NEWS

No charge in Ian Tomlinson death
The Crown Prosecution Service has said there is no charge to answer in the case of a newspaper vendor who died during G20 protests in London. Leah Borromeo disagrees Plus: Download a timeline of events on the day of Ian Tomlinson's death
22 Jul 10

The Crown Prosecution Service has said there is no charge to answer in the case of a newspaper vendor who died during G20 protests in London. Leah Borromeo disagrees

Download a timeline of events on the day of Ian Tomlinson’s death

The police officer filmed pushing Ian Tomlinson to the ground will not face criminal charges, the Crown Prosecution Service said today.

The director of public prosecutions, Keir Starmer QC, announced this morning that the officer — called PC ‘A’ — shown here pushing the 47-year-old former newspaper vendor to the ground at the 2009 G20 demonstrations in London, has no case to answer.

PC ‘A’ can be seen hitting Tomlinson with a baton and pushing him over at the South end of the Royal Exchange Buildings in the City of London. Demonstrators helped Tomlinson up and he is later seen staggering down the road. He later collapsed outside 77 Cornhill and died from internal bleeding. Evidence compiled using photographs and video readily available on the internet and via news organisations showed that not only were police not attacked by protestors as they sought to give Tomlinson first aid (as had been claimed), but that their phalanx-like lines of officers may have prevented an ambulance from reaching Tomlinson sooner.

The Independent Police Complaints Commission was late in launching an inquiry into the death, claiming there was nothing suspicious about it.

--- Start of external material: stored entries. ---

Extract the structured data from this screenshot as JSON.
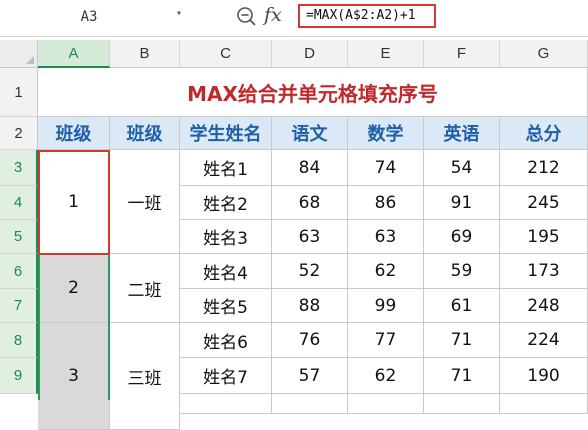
{
  "formula_bar": {
    "name_box": "A3",
    "zoom_icon": "zoom-icon",
    "fx_label": "fx",
    "formula": "=MAX(A$2:A2)+1"
  },
  "columns": [
    "A",
    "B",
    "C",
    "D",
    "E",
    "F",
    "G"
  ],
  "rows": [
    "1",
    "2",
    "3",
    "4",
    "5",
    "6",
    "7",
    "8",
    "9"
  ],
  "sheet": {
    "title": "MAX给合并单元格填充序号",
    "headers": [
      "班级",
      "班级",
      "学生姓名",
      "语文",
      "数学",
      "英语",
      "总分"
    ],
    "groups": [
      {
        "seq": "1",
        "class": "一班"
      },
      {
        "seq": "2",
        "class": "二班"
      },
      {
        "seq": "3",
        "class": "三班"
      }
    ],
    "students": [
      {
        "name": "姓名1",
        "chinese": "84",
        "math": "74",
        "english": "54",
        "total": "212"
      },
      {
        "name": "姓名2",
        "chinese": "68",
        "math": "86",
        "english": "91",
        "total": "245"
      },
      {
        "name": "姓名3",
        "chinese": "63",
        "math": "63",
        "english": "69",
        "total": "195"
      },
      {
        "name": "姓名4",
        "chinese": "52",
        "math": "62",
        "english": "59",
        "total": "173"
      },
      {
        "name": "姓名5",
        "chinese": "88",
        "math": "99",
        "english": "61",
        "total": "248"
      },
      {
        "name": "姓名6",
        "chinese": "76",
        "math": "77",
        "english": "71",
        "total": "224"
      },
      {
        "name": "姓名7",
        "chinese": "57",
        "math": "62",
        "english": "71",
        "total": "190"
      }
    ]
  },
  "colors": {
    "title_red": "#c0282d",
    "header_blue": "#1f5fa8",
    "header_bg": "#dbe9f7",
    "selection_green": "#1e8a4f",
    "active_cell_red": "#d23b2e"
  }
}
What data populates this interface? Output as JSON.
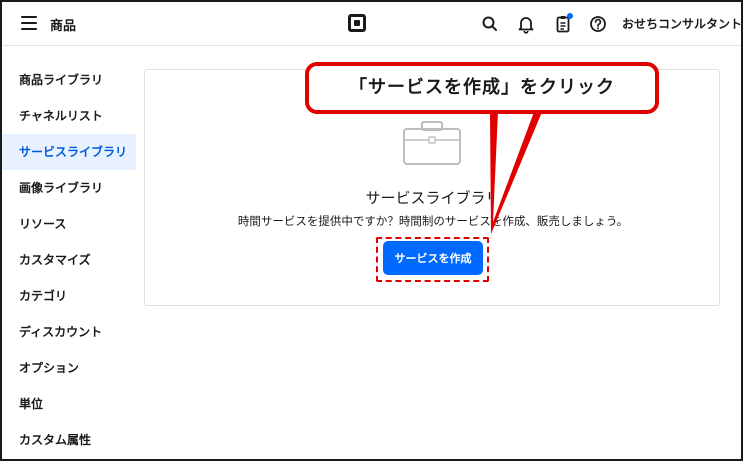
{
  "header": {
    "title": "商品",
    "account_name": "おせちコンサルタント"
  },
  "sidebar": {
    "items": [
      {
        "label": "商品ライブラリ"
      },
      {
        "label": "チャネルリスト"
      },
      {
        "label": "サービスライブラリ",
        "active": true
      },
      {
        "label": "画像ライブラリ"
      },
      {
        "label": "リソース"
      },
      {
        "label": "カスタマイズ"
      },
      {
        "label": "カテゴリ"
      },
      {
        "label": "ディスカウント"
      },
      {
        "label": "オプション"
      },
      {
        "label": "単位"
      },
      {
        "label": "カスタム属性"
      }
    ]
  },
  "main": {
    "empty_title": "サービスライブラリ",
    "empty_description": "時間サービスを提供中ですか？時間制のサービスを作成、販売しましょう。",
    "create_button_label": "サービスを作成"
  },
  "annotation": {
    "callout_text": "「サービスを作成」をクリック"
  },
  "colors": {
    "accent": "#006aff",
    "active_bg": "#e8f1ff",
    "annotation_red": "#e00000"
  }
}
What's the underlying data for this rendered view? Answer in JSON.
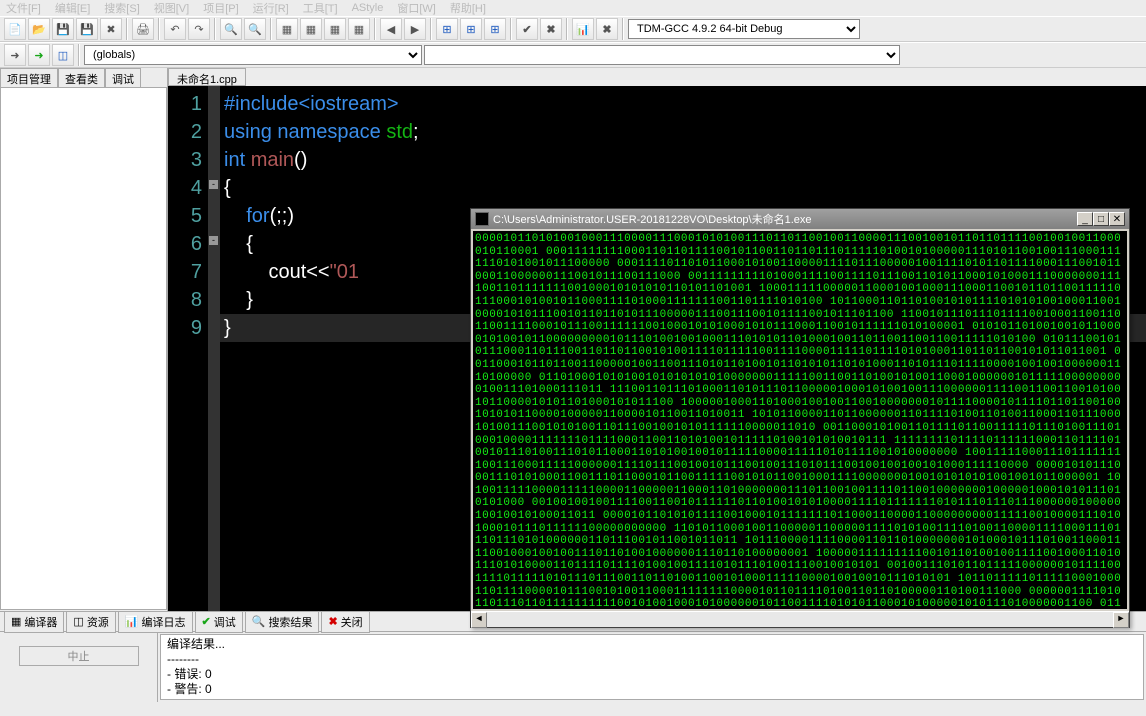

Only the release of footage of the incident by the Guardian and Channel 4 News a week later changed their minds. The IPCC submitted its findings four months after Tomlinson’s death. Its initial post mortem stated that he died of a heart attack. A second investigation by the IPCC concluded that he died of internal bleeding.

It took 15 months for the CPS to come to a decision about whether to charge the officer, a member of the Territorial Support Group, with manslaughter. The deadline to charge him with common assault has long passed.

In a statement released this morning, the CPS says it will “not be able to prove beyond reasonable doubt that Mr. Tomlinson’s death was caused by PC ‘A’ pushing him to the ground. That being the case, there is no realistic prospect of a conviction for unlawful act manslaughter. It also follows that there is also no realistic prospect of a conviction for assault occasioning actual bodily harm or misconduct in public office.”

The Guardian’s Paul Lewis, who won praise for his coverage of the incident, said: “Knowing the Ian Tomlinson case inside-out, I am shocked. Manslaughter was a tough call, but no charge at all? Not misconduct?”

The Tomlinson family who were in attendance at today’s decision along with PC ‘A’, claim the investigation was a cover-up. With Keir Starmer calling the events leading to Tomlinson’s death an “alleged assault” [despite clear evidence that Tomlinson was not only hit but pushed hard in the back], no one is surprised that PC ‘A’ was let off. But to not face any form of disciplinary action?

There’s a chant on the streets when demonstrators have a grudge against the police. It goes “no justice, no peace, fuck the police”. Today it is “no justice, no peace, we are the police.”